Station

Hyōtan-yama (Osaka)

瓢箪山

Hyōtan-yama (Osaka)
Wikimedia Commons (see file page for author + license)

History

Hyōtan-yama Station opened on 30 April 1914 with the inauguration of the Osaka Electric Tramway between Uehommachi (now Osaka-Uehommachi) and Nara (now Kintetsu-Nara). With the 15 March 1941 merger with Sangu Express Electric Railway, the station became part of Kansai Express Railway. The wartime company merger on 1 June 1944 made it a Kinki Nippon Railway (Kintetsu) station. The municipal jurisdiction changed when Hiraoka City was formed in 11 January 1955 by merger, and again when Higashi-Osaka City was created on 1 February 1967. The station was rebuilt as an elevated-passage (橋上駅) station on 24 April 1997. On 21 March 2006 the newly established section-suburban-express began stopping here. PiTaPa service began on 1 April 2007. In November 2014, the resident station-master post was abolished and the station came under the management of Higashi-Hanazono Station. The 31 October 2019 Kintetsu Bus service to and from the station was abolished; from 1 November 2019 services use Higashi-Hanazono Station's north plaza terminal instead.
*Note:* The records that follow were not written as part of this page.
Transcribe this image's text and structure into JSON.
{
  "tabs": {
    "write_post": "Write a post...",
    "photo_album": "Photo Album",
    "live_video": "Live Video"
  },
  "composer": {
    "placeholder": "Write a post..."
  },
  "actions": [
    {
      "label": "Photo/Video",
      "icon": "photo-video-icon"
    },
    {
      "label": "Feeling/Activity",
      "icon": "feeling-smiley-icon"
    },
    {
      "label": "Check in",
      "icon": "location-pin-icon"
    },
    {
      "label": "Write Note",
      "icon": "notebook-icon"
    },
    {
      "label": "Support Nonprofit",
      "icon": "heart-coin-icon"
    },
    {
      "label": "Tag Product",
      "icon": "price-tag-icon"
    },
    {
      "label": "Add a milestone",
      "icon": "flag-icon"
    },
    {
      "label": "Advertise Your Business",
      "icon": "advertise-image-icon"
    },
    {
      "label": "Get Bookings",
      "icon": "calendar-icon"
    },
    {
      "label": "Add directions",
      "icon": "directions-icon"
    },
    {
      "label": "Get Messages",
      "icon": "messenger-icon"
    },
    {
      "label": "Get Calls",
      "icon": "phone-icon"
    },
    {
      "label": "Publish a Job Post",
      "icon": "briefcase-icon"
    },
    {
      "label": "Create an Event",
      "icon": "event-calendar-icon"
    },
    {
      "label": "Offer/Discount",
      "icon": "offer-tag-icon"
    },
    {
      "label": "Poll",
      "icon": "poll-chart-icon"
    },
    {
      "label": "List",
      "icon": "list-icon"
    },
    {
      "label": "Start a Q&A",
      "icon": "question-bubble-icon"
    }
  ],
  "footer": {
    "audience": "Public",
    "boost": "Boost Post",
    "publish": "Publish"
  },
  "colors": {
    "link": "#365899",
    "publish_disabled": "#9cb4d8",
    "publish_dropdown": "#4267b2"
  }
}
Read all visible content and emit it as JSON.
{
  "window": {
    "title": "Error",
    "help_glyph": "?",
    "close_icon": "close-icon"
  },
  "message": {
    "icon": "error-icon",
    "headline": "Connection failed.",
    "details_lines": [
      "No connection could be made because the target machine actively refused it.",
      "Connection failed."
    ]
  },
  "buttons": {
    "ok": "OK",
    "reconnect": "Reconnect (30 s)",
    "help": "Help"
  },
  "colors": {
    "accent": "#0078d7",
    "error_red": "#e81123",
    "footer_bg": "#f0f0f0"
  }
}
History summarized from Japanese & English Wikipedia · last reviewed 2026-05-22.

Notes

The official spelling of the station name uses the rare character 簞, but adverts inside the station, the local shopping street, and the former Kintetsu bus stops use the simplified form 箪 (Hyōtan-yama). The station is in the centre of the former Hiraoka City, and although it is served only by locals and section-suburban-express trains because of its track layout (high-speed lines passing through the centre with stopping tracks on the outside, like a Shinkansen-pattern station - shared with Imagawa and Kawachi-Tenmi on the Minami-Osaka Line), ridership is among the highest of the Nara Line's Higashi-Osaka section. From Platform 1, trains can reverse back toward Osaka, and an early-morning origin from here uses this facility; until the 17 December 2022 timetable revision the station was also used as a terminus. The shopping arcade east of the station is on a former section of National Route 170 (the new bypass passes 300 m to the west). Hyōtanyama is one of only two places in Japan where a national highway runs through a covered arcade - the other is the Hamanomachi Arcade on National Route 324 in Nagasaki City.